Question

A resistance of $9\Omega $ is connected to the terminal of a cell. A voltmeter connected across the cell reads is 1.8 volt. When the resistance of $10\Omega $ is connected in series with $9\Omega $ the voltmeter reading changes to 1.9V. Calculate the emf of the cell and its internal resistance.

Answer 1

Hint: Ohm’s law states that the current in the circuit is directly proportional to the potential difference across the circuit. Use the ohm’s law to find the current that is V = IR. After that find the emf of the cell and internal resistance by using the relation between emf and current.
Formula used:
To calculate current use the formula V = IR and to find emf using formula of emf
$I=\dfrac{E}{R+r}$

Complete answer:
In order to understand the question properly and then the solve for the required answer, first create an electrical circuit diagram of the given system. The given system in both its possible cases can be represented by the following electrical diagram:

We wish to find the internal emf of the cell and the emf provided by it. Let us start with the first electrical circuit. So,
Let us suppose ${{R}_{1}}=9\Omega, {{V}_{1}}=1.8V$ according to the ohm’s law
${{V}_{1}}={{I}_{1}}{{R}_{1}}$
Where, ${{V}_{1}}$ is the voltage, ${{I}_{1}}$ is current and ${{R}_{1}}$ is the resistance in the circuit. By putting above values of ${{V}_{1}}\text{and}{{R}_{1}}$ we get,
$\begin{align}
  & \Rightarrow 1.8={{I}_{1}}\times 9 \\
 & \Rightarrow {{I}_{1}}=\dfrac{1.8}{9} \\
 & \Rightarrow {{I}_{1}}=0.2A \\
\end{align}$
As we know that, ${{I}_{1}}=\dfrac{E}{({{R}_{1}}+r)}$
Put the values of ${{I}_{1}}\text{and}{{R}_{1}}$
$\begin{align}
  & \Rightarrow 0.2=\dfrac{E}{\left( 9+r \right)} \\
 & \Rightarrow E=0.2\left( 9+r \right).......(1) \\
\end{align}$
In second situation suppose
${{R}_{2}}=10\Omega, {{V}_{2}}=1.9V,R'={{R}_{1}}+{{R}_{2}}=19\Omega $
Similarly using ohm’s law
${{V}_{2}}={{I}_{2}}R'$
Where, ${{V}_{2}}$ is voltage, ${{I}_{2}}$ is current and R’ is the resistance in the second circuit.
$\begin{align}
  & \Rightarrow 1.9={{I}_{2}}\times 19 \\
 & \Rightarrow {{I}_{2}}=\dfrac{1.9}{19} \\
 & \Rightarrow {{I}_{2}}=0.1A \\
\end{align}$
As we know that, ${{I}_{2}}=\dfrac{E}{(R'+r)}$
Put the values of ${{I}_{2}}$and R’
$\begin{align}
  & \Rightarrow 0.1=\dfrac{E}{\left( 19+r \right)} \\
 & \Rightarrow E=0.1\left( 19+r \right).....(2) \\
\end{align}$
From (1) and (2) we get
$\begin{align}
  & \Rightarrow 0.2(9+r)=0.1\left( 19+r \right) \\
 & \Rightarrow 1.8+0.2r=1.9+0.1r \\
 & \Rightarrow 0.2r-0.1r=1.9-1.8 \\
 & \Rightarrow 0.1r=0.1 \\
 & \Rightarrow r=1\Omega \\
\end{align}$
This is the internal resistance of the cell.

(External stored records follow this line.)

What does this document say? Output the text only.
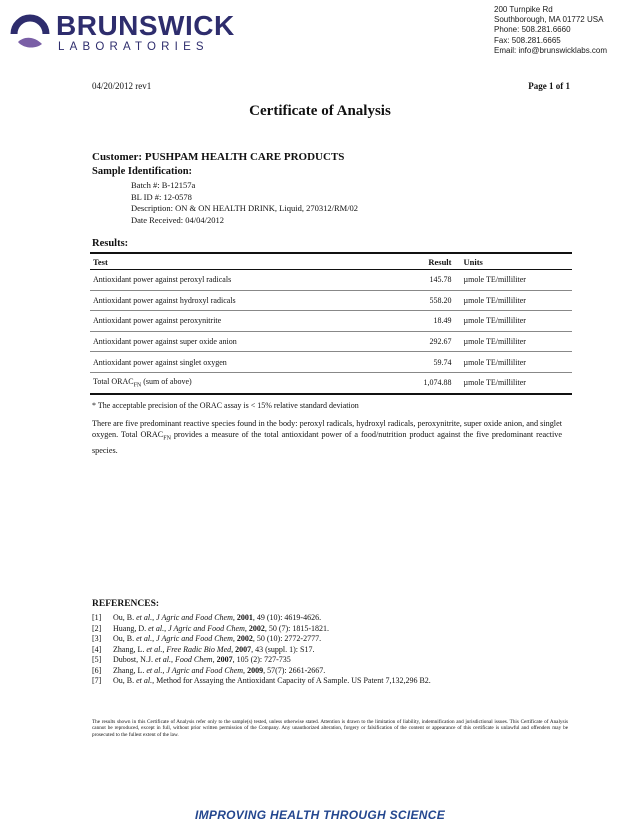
BRUNSWICK
LABORATORIES
200 Turnpike Rd
Southborough, MA 01772 USA
Phone: 508.281.6660
Fax: 508.281.6665
Email: info@brunswicklabs.com
04/20/2012 rev1	Page 1 of 1
Certificate of Analysis
Customer: PUSHPAM HEALTH CARE PRODUCTS
Sample Identification:
Batch #: B-12157a
BL ID #: 12-0578
Description: ON & ON HEALTH DRINK, Liquid, 270312/RM/02
Date Received: 04/04/2012
Results:
Test	Result	Units
Antioxidant power against peroxyl radicals	145.78	µmole TE/milliliter
Antioxidant power against hydroxyl radicals	558.20	µmole TE/milliliter
Antioxidant power against peroxynitrite	18.49	µmole TE/milliliter
Antioxidant power against super oxide anion	292.67	µmole TE/milliliter
Antioxidant power against singlet oxygen	59.74	µmole TE/milliliter
Total $ORAC_{FN}$ (sum of above)	1,074.88	µmole TE/milliliter
* The acceptable precision of the ORAC assay is < 15% relative standard deviation
There are five predominant reactive species found in the body: peroxyl radicals, hydroxyl radicals, peroxynitrite, super oxide anion, and singlet oxygen. Total $ORAC_{FN}$ provides a measure of the total antioxidant power of a food/nutrition product against the five predominant reactive species.
REFERENCES:
[1]	Ou, B. et al., J Agric and Food Chem, 2001, 49 (10): 4619-4626.
[2]	Huang, D. et al., J Agric and Food Chem, 2002, 50 (7): 1815-1821.
[3]	Ou, B. et al., J Agric and Food Chem, 2002, 50 (10): 2772-2777.
[4]	Zhang, L. et al., Free Radic Bio Med, 2007, 43 (suppl. 1): S17.
[5]	Dubost, N.J. et al., Food Chem, 2007, 105 (2): 727-735
[6]	Zhang, L. et al., J Agric and Food Chem, 2009, 57(7): 2661-2667.
[7]	Ou, B. et al., Method for Assaying the Antioxidant Capacity of A Sample. US Patent 7,132,296 B2.
The results shown in this Certificate of Analysis refer only to the sample(s) tested, unless otherwise stated. Attention is drawn to the limitation of liability, indemnification and jurisdictional issues. This Certificate of Analysis cannot be reproduced, except in full, without prior written permission of the Company. Any unauthorized alteration, forgery or falsification of the content or appearance of this certificate is unlawful and offenders may be prosecuted to the fullest extent of the law.
IMPROVING HEALTH THROUGH SCIENCE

Now, to calculate emf of cell put the values of r in equation (1)
$\begin{align}
  & \Rightarrow E=0.2(9+1) \\
 & \Rightarrow E=0.2\left( 10 \right) \\
 & \Rightarrow E=2V \\
\end{align}$
Which is the emf of the cell hence, emf of the cell is 2V and internal resistance is 1Ω.

Note:
It is advised to remember the ohm’s law according to which voltage is directly proportional to the current in the circuit. It is compulsory to write the units of current, emf, resistance and voltage. Additionally, note that voltmeter is always connected in parallel to the circuit because potential remains constant in parallel connection.